There is no one-size-fits-all solution to correctly implement access control. Generally speaking, your access control strategy should cover three aspects:

• Authentication - correctly identifying a user when they return to the application.
• Authorization - deciding what actions a user should and should not be able to perform once they have been authenticated.
• Permission Checking - evaluating authorization at the point-in-time when a user attempts to perform an action. Authorization is often implemented by granting each user a specific role. (Administrative users are frequently differentiated from regular users, for instance.) More granular permissioning schemes need to be implemented if individual documents or data items need to have separate privileges.

Authorization schemes often implement an idea of ownership. Certain resources can belong to a user or group of users, and may not be accessible to others without their permission.

Finally, access control schemes are often declared as policies that white-list or black-list specific entities and groups against certain actions.

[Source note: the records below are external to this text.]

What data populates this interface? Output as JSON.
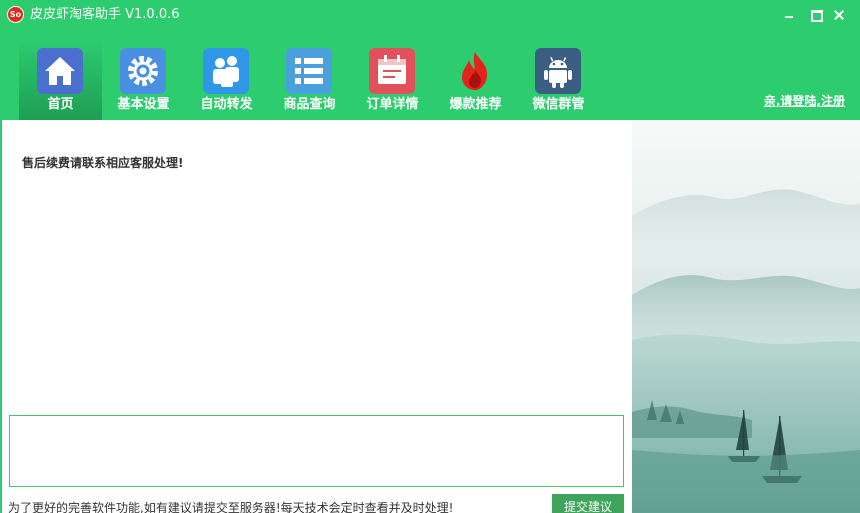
{
  "window": {
    "logo_text": "So",
    "title": "皮皮虾淘客助手 V1.0.0.6"
  },
  "toolbar": [
    {
      "key": "home",
      "label": "首页",
      "icon": "home-icon",
      "active": true
    },
    {
      "key": "basic-settings",
      "label": "基本设置",
      "icon": "gear-icon",
      "active": false
    },
    {
      "key": "auto-forward",
      "label": "自动转发",
      "icon": "users-icon",
      "active": false
    },
    {
      "key": "product-query",
      "label": "商品查询",
      "icon": "list-icon",
      "active": false
    },
    {
      "key": "order-details",
      "label": "订单详情",
      "icon": "calendar-icon",
      "active": false
    },
    {
      "key": "hot-recommend",
      "label": "爆款推荐",
      "icon": "fire-icon",
      "active": false
    },
    {
      "key": "wechat-groups",
      "label": "微信群管",
      "icon": "android-icon",
      "active": false
    }
  ],
  "header": {
    "login_link": "亲,请登陆,注册"
  },
  "main": {
    "notice": "售后续费请联系相应客服处理!",
    "suggestion_value": "",
    "footer_text": "为了更好的完善软件功能,如有建议请提交至服务器!每天技术会定时查看并及时处理!",
    "submit_label": "提交建议"
  },
  "colors": {
    "brand_green": "#2dcc6e",
    "active_tab": "#1f9e54",
    "submit_button": "#3fa45c",
    "logo_red": "#e02a1f"
  }
}
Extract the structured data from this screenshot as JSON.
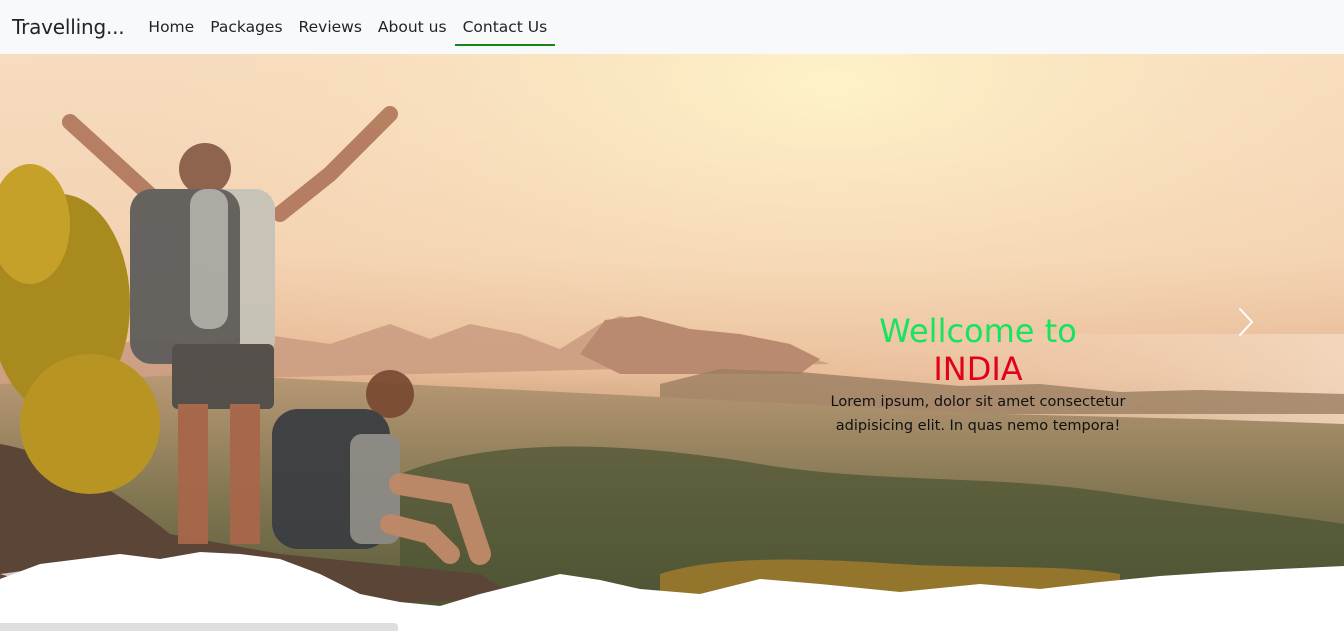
{
  "navbar": {
    "brand": "Travelling...",
    "items": [
      {
        "label": "Home"
      },
      {
        "label": "Packages"
      },
      {
        "label": "Reviews"
      },
      {
        "label": "About us"
      },
      {
        "label": "Contact Us",
        "active": true
      }
    ]
  },
  "carousel": {
    "caption": {
      "title": "Wellcome to",
      "subtitle": "INDIA",
      "text_line1": "Lorem ipsum, dolor sit amet consectetur",
      "text_line2": "adipisicing elit. In quas nemo tempora!"
    },
    "next_icon": "chevron-right-icon"
  },
  "colors": {
    "title": "#16e35f",
    "subtitle": "#e3001b",
    "active_underline": "#198219",
    "navbar_bg": "#f8f9fa"
  }
}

Given this complexity, designing correct access control takes time and careful thought. There are a few guidelines you need to follow:

Decide what the biggest risks are to your organization, and focus on mitigating those risks.

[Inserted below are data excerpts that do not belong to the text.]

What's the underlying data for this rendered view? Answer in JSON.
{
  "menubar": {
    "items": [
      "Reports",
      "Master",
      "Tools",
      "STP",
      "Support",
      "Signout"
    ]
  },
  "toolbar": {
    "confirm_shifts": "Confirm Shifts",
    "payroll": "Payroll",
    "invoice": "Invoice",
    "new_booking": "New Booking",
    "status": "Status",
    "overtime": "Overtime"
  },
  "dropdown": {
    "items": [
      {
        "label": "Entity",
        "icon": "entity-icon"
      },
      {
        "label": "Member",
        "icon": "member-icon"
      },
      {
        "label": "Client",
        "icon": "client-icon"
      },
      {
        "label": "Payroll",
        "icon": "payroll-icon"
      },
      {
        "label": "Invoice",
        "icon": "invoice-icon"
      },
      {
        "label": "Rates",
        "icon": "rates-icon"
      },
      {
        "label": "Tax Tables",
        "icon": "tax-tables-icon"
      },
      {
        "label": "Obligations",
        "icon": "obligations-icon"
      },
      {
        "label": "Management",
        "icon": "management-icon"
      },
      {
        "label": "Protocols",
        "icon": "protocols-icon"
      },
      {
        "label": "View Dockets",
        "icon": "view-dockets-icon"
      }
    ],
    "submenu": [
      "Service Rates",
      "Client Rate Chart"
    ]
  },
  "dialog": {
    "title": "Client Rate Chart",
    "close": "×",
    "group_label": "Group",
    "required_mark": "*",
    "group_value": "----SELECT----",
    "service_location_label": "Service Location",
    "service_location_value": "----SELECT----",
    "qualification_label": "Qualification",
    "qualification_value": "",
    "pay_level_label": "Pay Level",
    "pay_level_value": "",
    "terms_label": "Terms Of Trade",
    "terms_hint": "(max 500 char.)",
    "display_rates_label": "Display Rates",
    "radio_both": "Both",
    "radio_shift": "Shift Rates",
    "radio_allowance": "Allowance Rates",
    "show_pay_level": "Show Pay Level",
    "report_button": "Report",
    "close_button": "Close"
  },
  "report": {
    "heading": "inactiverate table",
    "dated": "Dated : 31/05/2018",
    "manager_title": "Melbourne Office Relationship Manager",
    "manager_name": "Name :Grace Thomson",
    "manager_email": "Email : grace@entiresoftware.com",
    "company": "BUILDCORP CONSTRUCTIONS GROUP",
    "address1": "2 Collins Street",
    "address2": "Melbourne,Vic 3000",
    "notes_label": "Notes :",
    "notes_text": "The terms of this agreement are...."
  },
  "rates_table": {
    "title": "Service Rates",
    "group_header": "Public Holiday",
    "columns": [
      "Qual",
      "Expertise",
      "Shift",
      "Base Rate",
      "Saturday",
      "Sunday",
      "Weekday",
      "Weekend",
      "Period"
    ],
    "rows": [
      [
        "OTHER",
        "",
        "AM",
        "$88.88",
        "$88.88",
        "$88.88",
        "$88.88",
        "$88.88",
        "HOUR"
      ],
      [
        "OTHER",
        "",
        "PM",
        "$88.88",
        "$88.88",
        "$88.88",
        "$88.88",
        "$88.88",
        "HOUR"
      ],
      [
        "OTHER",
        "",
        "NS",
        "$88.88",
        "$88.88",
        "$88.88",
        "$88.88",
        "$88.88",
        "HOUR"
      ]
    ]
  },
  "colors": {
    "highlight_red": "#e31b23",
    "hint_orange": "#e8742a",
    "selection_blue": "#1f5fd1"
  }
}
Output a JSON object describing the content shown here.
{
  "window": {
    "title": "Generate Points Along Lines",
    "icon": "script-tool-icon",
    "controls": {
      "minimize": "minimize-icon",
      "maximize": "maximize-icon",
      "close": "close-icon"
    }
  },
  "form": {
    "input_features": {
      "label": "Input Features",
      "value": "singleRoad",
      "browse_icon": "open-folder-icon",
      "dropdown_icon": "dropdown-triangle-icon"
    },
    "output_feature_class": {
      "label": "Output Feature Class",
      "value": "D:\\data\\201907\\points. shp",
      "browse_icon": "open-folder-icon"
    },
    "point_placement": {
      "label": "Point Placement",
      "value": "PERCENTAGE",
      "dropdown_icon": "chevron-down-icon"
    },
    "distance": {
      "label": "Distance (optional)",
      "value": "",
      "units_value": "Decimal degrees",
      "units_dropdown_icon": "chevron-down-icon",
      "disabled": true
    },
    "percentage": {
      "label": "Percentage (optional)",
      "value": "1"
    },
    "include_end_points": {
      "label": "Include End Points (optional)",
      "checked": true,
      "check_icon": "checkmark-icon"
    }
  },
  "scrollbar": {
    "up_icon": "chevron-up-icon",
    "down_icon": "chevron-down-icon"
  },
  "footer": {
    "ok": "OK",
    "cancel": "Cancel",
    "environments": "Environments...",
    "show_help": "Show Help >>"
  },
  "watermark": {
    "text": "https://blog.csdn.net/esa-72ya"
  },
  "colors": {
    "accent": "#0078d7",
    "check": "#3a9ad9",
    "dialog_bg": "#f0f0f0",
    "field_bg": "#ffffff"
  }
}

Design and document your access control scheme upfront. Access control needs to be implemented correctly throughout your system. Without an agreed-upon set of rules, it is hard to define what a “correct” implementation looks like.

Attempt to centralize access control decisions in your codebase. This doesn’t necessarily mean having all access decisions flow through one code path, but you should have a standard method of evaluating access control decisions. This might consist of function decorators, web access path checking, a stored procedure layer in your database, inline assertions in the code, or calls out to a dedicated permissioning component or in-house API.

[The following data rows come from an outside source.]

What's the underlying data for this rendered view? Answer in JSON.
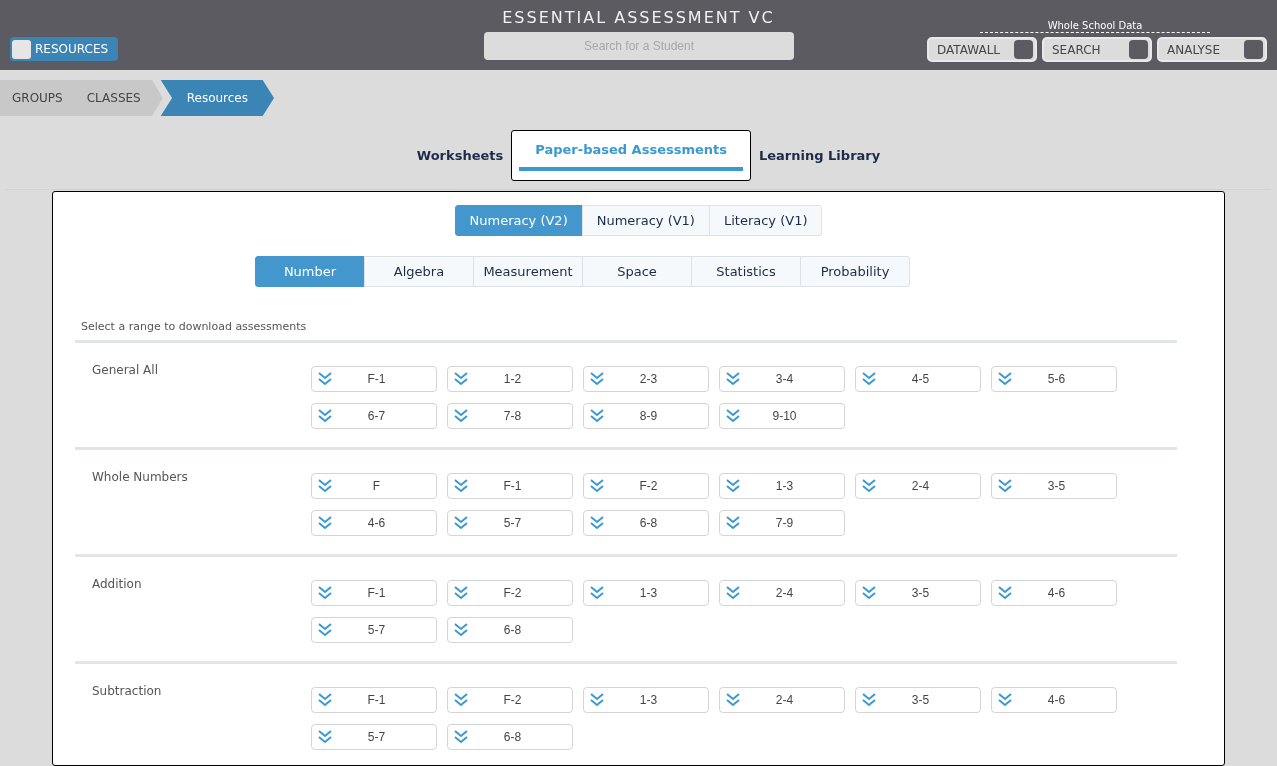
{
  "header": {
    "title": "ESSENTIAL ASSESSMENT VC",
    "resources_button": "RESOURCES",
    "search": {
      "placeholder": "Search for a Student"
    },
    "group_label": "Whole School Data",
    "nav_buttons": [
      "DATAWALL",
      "SEARCH",
      "ANALYSE"
    ]
  },
  "breadcrumbs": [
    {
      "label": "GROUPS",
      "selected": false
    },
    {
      "label": "CLASSES",
      "selected": false
    },
    {
      "label": "Resources",
      "selected": true
    }
  ],
  "tabs": [
    {
      "label": "Worksheets",
      "selected": false
    },
    {
      "label": "Paper-based Assessments",
      "selected": true
    },
    {
      "label": "Learning Library",
      "selected": false
    }
  ],
  "versions": [
    {
      "label": "Numeracy (V2)",
      "selected": true
    },
    {
      "label": "Numeracy (V1)",
      "selected": false
    },
    {
      "label": "Literacy (V1)",
      "selected": false
    }
  ],
  "strands": [
    {
      "label": "Number",
      "selected": true
    },
    {
      "label": "Algebra",
      "selected": false
    },
    {
      "label": "Measurement",
      "selected": false
    },
    {
      "label": "Space",
      "selected": false
    },
    {
      "label": "Statistics",
      "selected": false
    },
    {
      "label": "Probability",
      "selected": false
    }
  ],
  "instruction": "Select a range to download assessments",
  "sections": [
    {
      "name": "General All",
      "ranges": [
        "F-1",
        "1-2",
        "2-3",
        "3-4",
        "4-5",
        "5-6",
        "6-7",
        "7-8",
        "8-9",
        "9-10"
      ]
    },
    {
      "name": "Whole Numbers",
      "ranges": [
        "F",
        "F-1",
        "F-2",
        "1-3",
        "2-4",
        "3-5",
        "4-6",
        "5-7",
        "6-8",
        "7-9"
      ]
    },
    {
      "name": "Addition",
      "ranges": [
        "F-1",
        "F-2",
        "1-3",
        "2-4",
        "3-5",
        "4-6",
        "5-7",
        "6-8"
      ]
    },
    {
      "name": "Subtraction",
      "ranges": [
        "F-1",
        "F-2",
        "1-3",
        "2-4",
        "3-5",
        "4-6",
        "5-7",
        "6-8"
      ]
    }
  ]
}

Test access control critically. Make sure your testing procedures genuinely attempt to find holes in your access control scheme. Treat it like an attacker would, and you will be better prepared when your first real attack occurs. If you have the time and budget, consider employing an external team to perform penetration testing.

Code Samples

Below are some useful libraries and tools that can be used to implement access control in various languages.

Python Most web frameworks in Python (Django, Flask, Tornado, etc.) route web requests to individual classes or functions. When evaluating whether a user should have access to a given resource, decorators provide a very useful syntax. They can be used to check permissions before a function is called, and can be added to the code in an unobtrusive, declarative manner.

Ruby Rails The devise gem is a very comprehensive authentication solution that allows you to pick and choose the features you want. It offers helper methods to perform access control decisions in controllers, in routing logic, or within template files, with the minimum of fuss.

Java Java Authentication and Authorization Service (JAAS) is the industry standard for access control in Java. Permissions can be described dynamically or declaratively, and evaluated against URL paths or in code.

JAAS is comprehensive, though relatively heavyweight. You may want to also evaluate the Apache Shiro project and Spring Security.

.NET ASP.NET comes with a comprehensive authorization and authentication framework, that can be used to make access control decisions globally, on specific controllers, on particular functions within a controller, or at ad-hoc locations within the code.

Node MustBe and ACL are mature libraries that focus on different aspects of access control: webserver routing and the evaluation of access control rules, respectively.